A well-known method for the environmental impact analysis of the chemical processes, life cycle assessment (LCA) has several limitations to apply to the process design and optimization stages. To overcome these limitations, this study proposed a novel carbon analysis and reduction method at the process level. The proposed LCA-free framework consists of four steps: process simulation, thermodynamic analysis, process-level carbon contribution analysis (PCCA), and carbon optimization. PCCA allows a detailed analysis of the CO2 contribution of each component by mapping exergy information to the CO2 emission. By applying the proposed method to the naphtha cracking center to minimize CO2 emissions, CO2 from utilities can be reduced by 8.72%. Compare to energy optimization, carbon optimization under the PCCA framework shows there is an optimal operating condition that emits less CO2 even though requires more utility duty.

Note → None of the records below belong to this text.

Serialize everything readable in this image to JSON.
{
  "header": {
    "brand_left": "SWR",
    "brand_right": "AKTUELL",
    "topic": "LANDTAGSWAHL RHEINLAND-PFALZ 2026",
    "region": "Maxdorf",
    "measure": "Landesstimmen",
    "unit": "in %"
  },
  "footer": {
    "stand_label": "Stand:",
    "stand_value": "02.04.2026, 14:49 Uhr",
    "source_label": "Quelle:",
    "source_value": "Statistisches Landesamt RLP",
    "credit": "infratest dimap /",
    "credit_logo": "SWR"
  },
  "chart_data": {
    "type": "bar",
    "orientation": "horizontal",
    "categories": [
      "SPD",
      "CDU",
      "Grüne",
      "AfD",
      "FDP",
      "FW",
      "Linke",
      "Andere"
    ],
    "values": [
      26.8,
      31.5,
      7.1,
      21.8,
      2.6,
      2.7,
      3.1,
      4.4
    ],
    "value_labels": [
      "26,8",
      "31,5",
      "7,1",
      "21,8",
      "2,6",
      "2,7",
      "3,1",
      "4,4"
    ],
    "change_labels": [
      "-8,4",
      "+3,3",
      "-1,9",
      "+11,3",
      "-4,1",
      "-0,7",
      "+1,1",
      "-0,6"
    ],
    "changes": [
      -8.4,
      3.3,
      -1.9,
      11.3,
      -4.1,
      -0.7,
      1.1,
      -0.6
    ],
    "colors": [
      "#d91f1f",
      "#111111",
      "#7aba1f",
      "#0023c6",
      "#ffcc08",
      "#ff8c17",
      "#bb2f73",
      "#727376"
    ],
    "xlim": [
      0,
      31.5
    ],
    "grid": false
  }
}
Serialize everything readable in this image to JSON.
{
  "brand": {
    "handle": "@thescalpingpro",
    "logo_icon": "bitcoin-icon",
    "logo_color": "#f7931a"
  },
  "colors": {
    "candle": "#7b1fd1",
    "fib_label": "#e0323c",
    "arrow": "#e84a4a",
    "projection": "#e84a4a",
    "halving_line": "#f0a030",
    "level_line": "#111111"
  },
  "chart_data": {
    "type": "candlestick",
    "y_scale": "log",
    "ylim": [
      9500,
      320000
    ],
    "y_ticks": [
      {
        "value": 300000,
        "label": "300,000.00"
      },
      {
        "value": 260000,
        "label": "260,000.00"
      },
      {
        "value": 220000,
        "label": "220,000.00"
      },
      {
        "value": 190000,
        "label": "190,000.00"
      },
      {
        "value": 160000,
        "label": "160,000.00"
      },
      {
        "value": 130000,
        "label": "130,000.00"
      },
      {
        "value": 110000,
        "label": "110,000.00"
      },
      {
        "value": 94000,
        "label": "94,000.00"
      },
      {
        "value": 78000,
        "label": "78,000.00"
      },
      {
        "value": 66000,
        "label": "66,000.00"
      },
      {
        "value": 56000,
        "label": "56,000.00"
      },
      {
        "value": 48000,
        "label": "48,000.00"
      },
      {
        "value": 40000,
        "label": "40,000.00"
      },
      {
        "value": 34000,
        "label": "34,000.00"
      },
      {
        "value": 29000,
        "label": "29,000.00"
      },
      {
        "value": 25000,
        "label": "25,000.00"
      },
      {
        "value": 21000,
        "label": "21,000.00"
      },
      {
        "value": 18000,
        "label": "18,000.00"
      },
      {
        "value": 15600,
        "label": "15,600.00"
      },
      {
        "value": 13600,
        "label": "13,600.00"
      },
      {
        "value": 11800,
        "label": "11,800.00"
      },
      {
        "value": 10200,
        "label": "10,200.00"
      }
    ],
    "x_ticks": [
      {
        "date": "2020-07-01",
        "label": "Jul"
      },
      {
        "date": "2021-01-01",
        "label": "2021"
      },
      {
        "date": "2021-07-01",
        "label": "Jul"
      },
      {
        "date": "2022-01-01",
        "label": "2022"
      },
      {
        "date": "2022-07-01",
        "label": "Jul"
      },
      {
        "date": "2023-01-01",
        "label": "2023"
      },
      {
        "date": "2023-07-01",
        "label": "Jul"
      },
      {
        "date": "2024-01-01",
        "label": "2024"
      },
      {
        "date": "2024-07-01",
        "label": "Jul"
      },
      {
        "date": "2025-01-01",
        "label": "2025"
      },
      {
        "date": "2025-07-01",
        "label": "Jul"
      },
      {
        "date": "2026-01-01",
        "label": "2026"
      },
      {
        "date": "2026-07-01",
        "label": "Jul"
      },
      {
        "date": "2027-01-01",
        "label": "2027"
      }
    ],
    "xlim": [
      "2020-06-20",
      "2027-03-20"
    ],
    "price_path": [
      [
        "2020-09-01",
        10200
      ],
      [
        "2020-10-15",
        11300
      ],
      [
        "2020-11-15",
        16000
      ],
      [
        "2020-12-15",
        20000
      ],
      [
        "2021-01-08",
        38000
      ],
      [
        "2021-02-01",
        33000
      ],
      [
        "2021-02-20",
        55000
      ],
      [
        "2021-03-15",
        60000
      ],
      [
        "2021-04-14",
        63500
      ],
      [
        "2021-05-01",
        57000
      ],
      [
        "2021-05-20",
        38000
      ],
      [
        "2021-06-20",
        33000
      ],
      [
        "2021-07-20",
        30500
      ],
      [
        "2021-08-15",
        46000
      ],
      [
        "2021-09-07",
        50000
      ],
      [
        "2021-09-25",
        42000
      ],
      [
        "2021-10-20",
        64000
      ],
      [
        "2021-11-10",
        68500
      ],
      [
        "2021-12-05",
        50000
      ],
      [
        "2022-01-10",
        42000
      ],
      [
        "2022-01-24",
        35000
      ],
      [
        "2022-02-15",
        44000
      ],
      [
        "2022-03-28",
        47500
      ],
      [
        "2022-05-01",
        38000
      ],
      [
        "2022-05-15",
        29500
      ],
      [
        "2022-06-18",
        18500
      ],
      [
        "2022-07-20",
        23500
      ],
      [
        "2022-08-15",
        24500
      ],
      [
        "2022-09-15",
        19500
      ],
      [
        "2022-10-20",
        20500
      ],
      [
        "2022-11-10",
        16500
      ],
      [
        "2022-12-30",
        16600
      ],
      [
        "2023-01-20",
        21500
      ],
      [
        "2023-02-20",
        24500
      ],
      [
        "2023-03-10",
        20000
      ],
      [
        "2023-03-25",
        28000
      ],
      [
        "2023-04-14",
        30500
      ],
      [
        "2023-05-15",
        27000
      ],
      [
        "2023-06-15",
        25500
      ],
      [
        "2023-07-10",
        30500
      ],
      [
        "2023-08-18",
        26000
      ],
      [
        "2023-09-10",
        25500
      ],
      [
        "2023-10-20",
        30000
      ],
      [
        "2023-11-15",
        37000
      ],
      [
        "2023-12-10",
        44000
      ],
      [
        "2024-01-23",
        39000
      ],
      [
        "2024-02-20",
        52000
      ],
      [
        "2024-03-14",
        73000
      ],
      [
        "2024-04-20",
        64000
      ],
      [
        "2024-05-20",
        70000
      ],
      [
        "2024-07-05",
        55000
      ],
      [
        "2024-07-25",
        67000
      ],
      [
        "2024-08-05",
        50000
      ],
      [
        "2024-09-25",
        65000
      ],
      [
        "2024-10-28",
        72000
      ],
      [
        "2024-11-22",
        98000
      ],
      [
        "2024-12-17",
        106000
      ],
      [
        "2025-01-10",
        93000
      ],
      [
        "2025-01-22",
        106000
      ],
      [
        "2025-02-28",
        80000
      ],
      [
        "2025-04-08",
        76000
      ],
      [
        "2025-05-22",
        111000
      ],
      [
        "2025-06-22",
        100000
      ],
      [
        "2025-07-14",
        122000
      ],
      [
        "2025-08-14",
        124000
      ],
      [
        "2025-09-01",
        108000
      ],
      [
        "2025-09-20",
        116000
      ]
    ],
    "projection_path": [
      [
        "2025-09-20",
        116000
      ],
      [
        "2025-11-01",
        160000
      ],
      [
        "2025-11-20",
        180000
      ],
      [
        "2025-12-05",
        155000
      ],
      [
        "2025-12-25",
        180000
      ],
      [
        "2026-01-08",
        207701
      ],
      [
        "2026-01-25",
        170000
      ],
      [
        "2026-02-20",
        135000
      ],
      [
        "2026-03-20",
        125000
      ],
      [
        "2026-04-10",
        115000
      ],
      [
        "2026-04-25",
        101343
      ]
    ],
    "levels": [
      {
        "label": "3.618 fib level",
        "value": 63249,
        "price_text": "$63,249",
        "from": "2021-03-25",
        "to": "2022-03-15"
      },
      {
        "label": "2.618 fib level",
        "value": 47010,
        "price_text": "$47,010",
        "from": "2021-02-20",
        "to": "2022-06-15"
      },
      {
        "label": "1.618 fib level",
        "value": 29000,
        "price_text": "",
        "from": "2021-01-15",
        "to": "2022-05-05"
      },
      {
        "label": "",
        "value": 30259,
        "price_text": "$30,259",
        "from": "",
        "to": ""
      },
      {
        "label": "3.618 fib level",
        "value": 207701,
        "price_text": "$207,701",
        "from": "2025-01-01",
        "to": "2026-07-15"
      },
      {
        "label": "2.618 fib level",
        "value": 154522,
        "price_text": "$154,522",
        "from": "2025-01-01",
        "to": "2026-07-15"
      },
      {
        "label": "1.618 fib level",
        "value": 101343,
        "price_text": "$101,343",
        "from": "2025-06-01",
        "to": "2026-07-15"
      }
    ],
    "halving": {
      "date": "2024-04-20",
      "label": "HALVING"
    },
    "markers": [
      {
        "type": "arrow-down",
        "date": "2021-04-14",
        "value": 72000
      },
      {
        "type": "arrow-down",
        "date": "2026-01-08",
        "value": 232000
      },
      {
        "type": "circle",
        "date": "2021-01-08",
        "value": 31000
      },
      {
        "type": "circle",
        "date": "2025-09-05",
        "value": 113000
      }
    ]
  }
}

The proposed framework has four clear advantages: (i) it can estimate tailored emission factors for target processes at the process level, instead of relying on average values in conventional inventory, (ii) optimize the usage of utilities by type at the process design stage from a carbon perspective, (iii) provide a direction for economic optimization by giving information on the relationship between carbon emissions and energy consumption, and (iv) quantify the reduction in carbon emissions compared to existing processes when designing newly designed carbon reduction processes. Consequently, this study establishes a powerful methodology for the rigorous carbon emission analysis for chemical processes and offers guidelines for carbon reduction at the process level.